I could put this here or here It would work either way.
Atrios
More realistic acceptance of partisanship in the press and everywhere else would lead to better discussions.
My Trade: A Short History of British Journalism. Marr calls himself a “hack” and journalism a “trade” and comments on the professionalization of the american press. Atrios has called himself a hack, or at least he used to. We need a return to a vulgar political press, and Fox started that. I’m saying this all the time these days: If the political press treated GWB the way the entertainment press granted Britney Spears we’d be much better off. The only thing that bugged me about all the shit Clinton had to put up with what that the liberal press refused to dive into the mud against Bush. The liberal press is made up of holier than thou reformers catering to the educated middle class. The Nation doesn’t even try to be a popular magazine. If we had some left wing tabloids it would be the sign of a healthier political culture. Instead we have, or have had for a long time an elitist intellectual left. But that’s changing. Daily Kos among other things functions as a Tabloid.
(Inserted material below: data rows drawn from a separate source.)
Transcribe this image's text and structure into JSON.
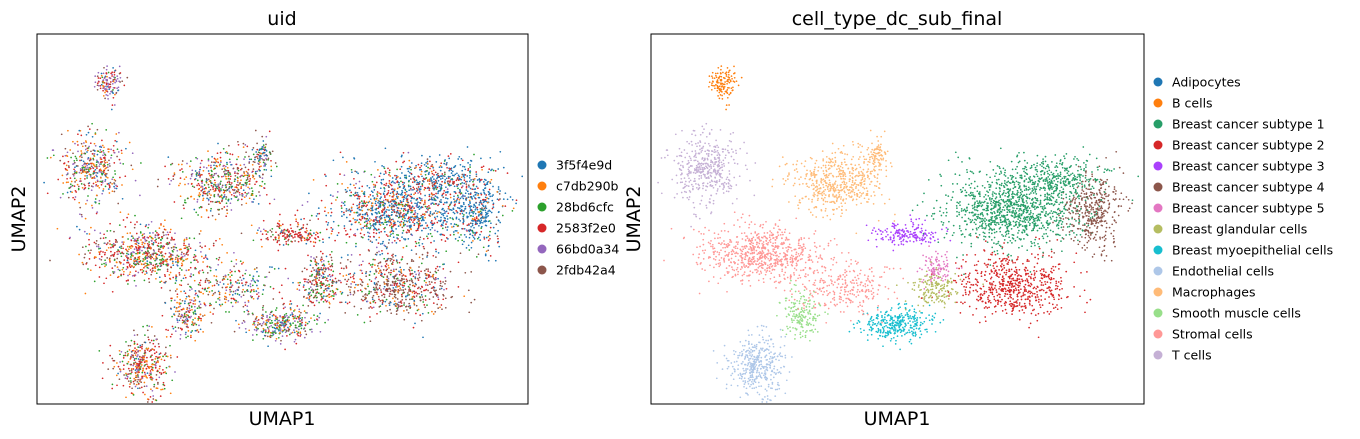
{
  "chart_data": [
    {
      "type": "scatter",
      "title": "uid",
      "xlabel": "UMAP1",
      "ylabel": "UMAP2",
      "legend_position": "right",
      "ticks": "none",
      "grid": false,
      "series": [
        {
          "name": "3f5f4e9d",
          "color": "#1f77b4"
        },
        {
          "name": "c7db290b",
          "color": "#ff7f0e"
        },
        {
          "name": "28bd6cfc",
          "color": "#2ca02c"
        },
        {
          "name": "2583f2e0",
          "color": "#d62728"
        },
        {
          "name": "66bd0a34",
          "color": "#9467bd"
        },
        {
          "name": "2fdb42a4",
          "color": "#8c564b"
        }
      ]
    },
    {
      "type": "scatter",
      "title": "cell_type_dc_sub_final",
      "xlabel": "UMAP1",
      "ylabel": "UMAP2",
      "legend_position": "right",
      "ticks": "none",
      "grid": false,
      "series": [
        {
          "name": "Adipocytes",
          "color": "#1f77b4"
        },
        {
          "name": "B cells",
          "color": "#ff7f0e"
        },
        {
          "name": "Breast cancer subtype 1",
          "color": "#279e68"
        },
        {
          "name": "Breast cancer subtype 2",
          "color": "#d62728"
        },
        {
          "name": "Breast cancer subtype 3",
          "color": "#aa40fc"
        },
        {
          "name": "Breast cancer subtype 4",
          "color": "#8c564b"
        },
        {
          "name": "Breast cancer subtype 5",
          "color": "#e377c2"
        },
        {
          "name": "Breast glandular cells",
          "color": "#b5bd61"
        },
        {
          "name": "Breast myoepithelial cells",
          "color": "#17becf"
        },
        {
          "name": "Endothelial cells",
          "color": "#aec7e8"
        },
        {
          "name": "Macrophages",
          "color": "#ffbb78"
        },
        {
          "name": "Smooth muscle cells",
          "color": "#98df8a"
        },
        {
          "name": "Stromal cells",
          "color": "#ff9896"
        },
        {
          "name": "T cells",
          "color": "#c5b0d5"
        }
      ]
    }
  ]
}
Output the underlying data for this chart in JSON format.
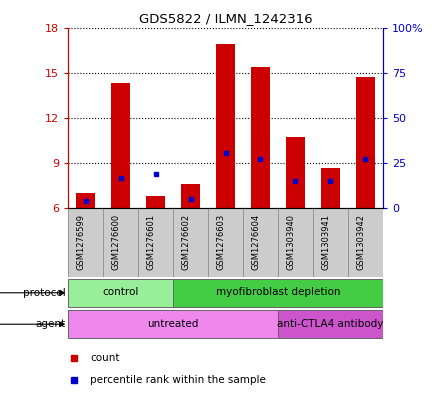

I was always disgusted by self-important Clinton defenders, as if the jackass deserved some sort of respect, but actually I should have shrugged, since they helped too. But not for the reasons they imagine.
Republican forms of government are vulgar. and cleanliness is next to Platonism. “Enlightened” conversation should be able to withstand mockery even if that mockery is petty and adolescent, because as often as not that enlightened conversation is a circle jerk of self-important dimwits. More than redstate I really can’t stand The Daily Howler. Bob Somerby drives me nuts.
Moral hazard is a risk for everything, so everything needs a counterforce: the market, the academy, the government, and anyone who calls himself an expert. My standard defense of law over philosophy is based on the fact that law in practice is incredibly low and vulgar and yet everyone understands that it’s at the moral center of our culture, as intellectual activity and subject of art. Lawyers are ubiquitous in fiction, movies and TV but at the same time they’re marginal. Law professors and legal philosophers don’t count. Talk to someone in criminal defense.
I’m with Max Sawicky who was one of the few people to admit losing patience with Kos and other teenagers unburdened by history (or historical memory) but the Daily Kos marked an important change in the politics of this country. I don’t have to take him seriously as a thinker or political philosopher to understand that.
gandhi 06.10.08 at 5:21 am
Atrios has the latest hilarious scoop: George H.W. Bush doing the terrorist fist jab!
Teh Awesome!
abb1 06.10.08 at 7:40 am
Seth, I agree; it’s just that a universe of D-hacks and R-hacks is not a big improvement over the universe of united D&R hacks. I want a better variety of hacks.
Bob G. 06.10.08 at 2:35 pm
Huh. I never knew Howie Mandel was a terrorist. Or maybe O.C.D. is code for being in Al Qaeda, since he always does the fist bump in lieu of shaking hands.